If you develop Web applications, you should definitely check out this presentation from Randy Shoup and Dan Pritchett on how eBay scales, not because you should do things the eBay way, but rather because it is a great illustration of how there’s an exception to every rule. When you deal with the traffic and transaction volume that eBay does, the rules that we all play by change radically.
For most applications, performance problems arise when your Web pages execute too many SQL statements, and the solution is to sufficiently index your database and use joins wherever possible rather than running additional queries. For example, one common misuse of object-relational mapping libraries results in the “n + 1 selects” problem. When many instances of an object are displayed on one page, the library runs separate queries to retrieve dependent objects, which leads to performance problems. Any decent ORM library has a way to include dependencies in queries for that reason. While most developers spend lots of times trying to retrieve more data using fewer queries, eBay eschews joins. I’d assume they compensate with a lot of caching, but I’d love to hear more of the details.

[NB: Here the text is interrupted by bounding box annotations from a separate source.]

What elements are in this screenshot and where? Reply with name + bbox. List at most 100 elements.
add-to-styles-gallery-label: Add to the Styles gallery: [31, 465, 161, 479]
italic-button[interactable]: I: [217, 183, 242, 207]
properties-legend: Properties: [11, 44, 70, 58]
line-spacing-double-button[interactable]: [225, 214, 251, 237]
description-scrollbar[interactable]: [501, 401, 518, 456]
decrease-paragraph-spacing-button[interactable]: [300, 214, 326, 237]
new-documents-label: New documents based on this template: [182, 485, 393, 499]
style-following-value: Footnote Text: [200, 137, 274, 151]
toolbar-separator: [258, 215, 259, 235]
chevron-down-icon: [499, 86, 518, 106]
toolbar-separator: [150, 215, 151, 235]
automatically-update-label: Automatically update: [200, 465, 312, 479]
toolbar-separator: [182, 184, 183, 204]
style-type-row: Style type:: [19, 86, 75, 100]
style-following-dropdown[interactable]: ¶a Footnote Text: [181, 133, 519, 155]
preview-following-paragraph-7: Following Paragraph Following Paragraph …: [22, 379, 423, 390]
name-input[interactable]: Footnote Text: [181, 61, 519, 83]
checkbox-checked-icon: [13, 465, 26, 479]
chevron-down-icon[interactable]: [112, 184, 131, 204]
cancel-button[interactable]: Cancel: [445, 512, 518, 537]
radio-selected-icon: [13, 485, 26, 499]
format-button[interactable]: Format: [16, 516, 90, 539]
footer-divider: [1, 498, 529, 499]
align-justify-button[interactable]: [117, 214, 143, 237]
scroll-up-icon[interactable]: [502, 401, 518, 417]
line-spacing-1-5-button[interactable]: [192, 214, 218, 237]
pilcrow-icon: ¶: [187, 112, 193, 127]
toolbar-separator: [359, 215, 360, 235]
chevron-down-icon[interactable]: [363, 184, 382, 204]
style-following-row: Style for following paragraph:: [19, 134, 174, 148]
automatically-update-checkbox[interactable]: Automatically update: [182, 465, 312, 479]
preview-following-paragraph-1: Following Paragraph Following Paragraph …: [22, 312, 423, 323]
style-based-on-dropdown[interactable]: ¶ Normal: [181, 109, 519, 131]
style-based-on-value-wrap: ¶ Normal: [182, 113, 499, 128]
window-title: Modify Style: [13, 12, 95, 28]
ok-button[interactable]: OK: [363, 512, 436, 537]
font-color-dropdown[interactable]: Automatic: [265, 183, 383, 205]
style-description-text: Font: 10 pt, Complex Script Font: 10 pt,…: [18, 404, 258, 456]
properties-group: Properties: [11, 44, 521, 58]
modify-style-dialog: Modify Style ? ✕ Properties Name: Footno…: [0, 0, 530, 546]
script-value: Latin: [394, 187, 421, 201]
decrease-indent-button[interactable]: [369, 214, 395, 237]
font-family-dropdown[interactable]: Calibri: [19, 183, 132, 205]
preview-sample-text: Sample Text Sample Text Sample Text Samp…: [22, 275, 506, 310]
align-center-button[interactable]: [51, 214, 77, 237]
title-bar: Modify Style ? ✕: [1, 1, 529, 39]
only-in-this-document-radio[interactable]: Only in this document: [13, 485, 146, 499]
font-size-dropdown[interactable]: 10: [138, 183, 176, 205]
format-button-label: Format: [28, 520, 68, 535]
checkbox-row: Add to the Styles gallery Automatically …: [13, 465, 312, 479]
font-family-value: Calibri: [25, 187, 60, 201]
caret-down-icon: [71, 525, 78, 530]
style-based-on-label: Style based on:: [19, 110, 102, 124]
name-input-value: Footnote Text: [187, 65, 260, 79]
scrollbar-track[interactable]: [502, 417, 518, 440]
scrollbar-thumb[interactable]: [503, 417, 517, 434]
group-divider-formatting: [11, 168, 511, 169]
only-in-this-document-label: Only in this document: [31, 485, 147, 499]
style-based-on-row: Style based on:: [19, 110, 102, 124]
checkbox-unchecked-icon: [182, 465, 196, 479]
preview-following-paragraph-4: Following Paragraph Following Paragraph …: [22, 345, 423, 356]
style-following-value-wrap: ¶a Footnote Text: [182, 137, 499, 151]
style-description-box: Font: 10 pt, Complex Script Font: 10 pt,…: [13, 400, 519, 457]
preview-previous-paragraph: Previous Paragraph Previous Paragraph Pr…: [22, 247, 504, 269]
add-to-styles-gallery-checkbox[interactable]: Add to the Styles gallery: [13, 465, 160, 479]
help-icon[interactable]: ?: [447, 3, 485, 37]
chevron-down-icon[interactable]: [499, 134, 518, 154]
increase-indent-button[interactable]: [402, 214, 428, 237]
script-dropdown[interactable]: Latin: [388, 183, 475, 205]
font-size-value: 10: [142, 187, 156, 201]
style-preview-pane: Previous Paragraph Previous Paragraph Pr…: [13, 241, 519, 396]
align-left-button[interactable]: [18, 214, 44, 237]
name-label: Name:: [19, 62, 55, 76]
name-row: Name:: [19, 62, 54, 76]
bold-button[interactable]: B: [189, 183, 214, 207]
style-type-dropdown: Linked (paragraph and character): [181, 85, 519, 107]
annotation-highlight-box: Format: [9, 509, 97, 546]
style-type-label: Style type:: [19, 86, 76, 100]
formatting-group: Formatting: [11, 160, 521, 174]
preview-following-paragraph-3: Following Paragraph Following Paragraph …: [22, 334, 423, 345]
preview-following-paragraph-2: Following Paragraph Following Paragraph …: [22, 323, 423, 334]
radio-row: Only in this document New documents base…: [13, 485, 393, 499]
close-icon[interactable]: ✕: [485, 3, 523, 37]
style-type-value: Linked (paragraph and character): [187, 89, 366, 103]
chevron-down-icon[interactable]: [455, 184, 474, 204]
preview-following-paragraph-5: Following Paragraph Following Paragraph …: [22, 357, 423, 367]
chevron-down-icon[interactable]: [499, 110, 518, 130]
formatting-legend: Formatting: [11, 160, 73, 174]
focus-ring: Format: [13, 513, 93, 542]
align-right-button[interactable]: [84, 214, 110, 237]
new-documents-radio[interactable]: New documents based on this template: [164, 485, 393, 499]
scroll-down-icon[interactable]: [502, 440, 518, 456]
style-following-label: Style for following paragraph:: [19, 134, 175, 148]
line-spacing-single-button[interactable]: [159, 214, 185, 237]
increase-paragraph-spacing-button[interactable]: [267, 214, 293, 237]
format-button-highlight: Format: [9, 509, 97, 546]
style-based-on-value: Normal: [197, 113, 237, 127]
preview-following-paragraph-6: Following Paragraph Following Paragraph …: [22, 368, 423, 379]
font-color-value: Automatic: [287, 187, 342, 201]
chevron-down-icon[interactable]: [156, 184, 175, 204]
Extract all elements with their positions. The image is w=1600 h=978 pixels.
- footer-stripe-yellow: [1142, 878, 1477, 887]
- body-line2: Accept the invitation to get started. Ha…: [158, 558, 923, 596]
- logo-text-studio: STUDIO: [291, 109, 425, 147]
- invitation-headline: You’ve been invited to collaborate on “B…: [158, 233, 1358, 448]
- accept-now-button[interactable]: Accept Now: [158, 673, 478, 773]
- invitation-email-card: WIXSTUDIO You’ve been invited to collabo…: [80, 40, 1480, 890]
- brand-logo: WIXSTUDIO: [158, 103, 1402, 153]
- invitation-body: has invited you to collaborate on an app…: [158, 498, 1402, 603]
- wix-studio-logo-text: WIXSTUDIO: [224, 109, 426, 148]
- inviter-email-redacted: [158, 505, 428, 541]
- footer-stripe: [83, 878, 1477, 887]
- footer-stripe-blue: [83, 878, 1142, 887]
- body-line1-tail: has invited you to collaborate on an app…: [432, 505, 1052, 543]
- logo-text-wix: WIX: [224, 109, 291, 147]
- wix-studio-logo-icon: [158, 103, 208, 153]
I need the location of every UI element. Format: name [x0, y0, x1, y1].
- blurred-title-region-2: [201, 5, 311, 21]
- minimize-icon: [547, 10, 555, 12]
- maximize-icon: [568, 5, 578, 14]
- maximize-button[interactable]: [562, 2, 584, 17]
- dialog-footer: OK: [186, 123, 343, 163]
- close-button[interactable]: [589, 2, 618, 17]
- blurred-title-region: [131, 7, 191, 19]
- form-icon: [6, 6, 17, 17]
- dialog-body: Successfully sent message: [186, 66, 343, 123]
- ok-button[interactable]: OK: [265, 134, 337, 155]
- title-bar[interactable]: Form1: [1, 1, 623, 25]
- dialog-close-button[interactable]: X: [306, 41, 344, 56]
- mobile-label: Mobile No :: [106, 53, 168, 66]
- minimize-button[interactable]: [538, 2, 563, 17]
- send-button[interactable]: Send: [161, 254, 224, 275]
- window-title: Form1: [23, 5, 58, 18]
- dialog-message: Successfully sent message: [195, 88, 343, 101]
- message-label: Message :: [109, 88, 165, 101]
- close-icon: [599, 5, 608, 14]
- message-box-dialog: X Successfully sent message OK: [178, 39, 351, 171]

eBay runs almost everything with auto-commit turned on. Many Web developers may not find this surprising, but anybody who builds transaction processing systems will probably be thrown by that. Perhaps even more astounding is the fact that eBay doesn’t even compensate by rolling their own transactions in the application layer. They just work around it. I’d love to see a whole presentation on how they work that out as well.
One takeaway from the presentation is that object-relational mapping is becoming a requirement for any serious Web application. eBay’s ORM layer is what enables them to do many of the crazy database tricks they use to scale up, by isolating the SQL inside the ORM layer and allowing the rest of their application to just deal with objects. Once data has left the ORM layer, it doesn’t matter if it was fetched using joins or the object graph was built from data cached at the application layer.
Even if you don’t use ORM, looking at the Data Access Object pattern is a good idea. Keeping SQL in its own layer is a rule few people ought to be breaking these days.
There’s lots more provocative stuff in the presentation, check it out.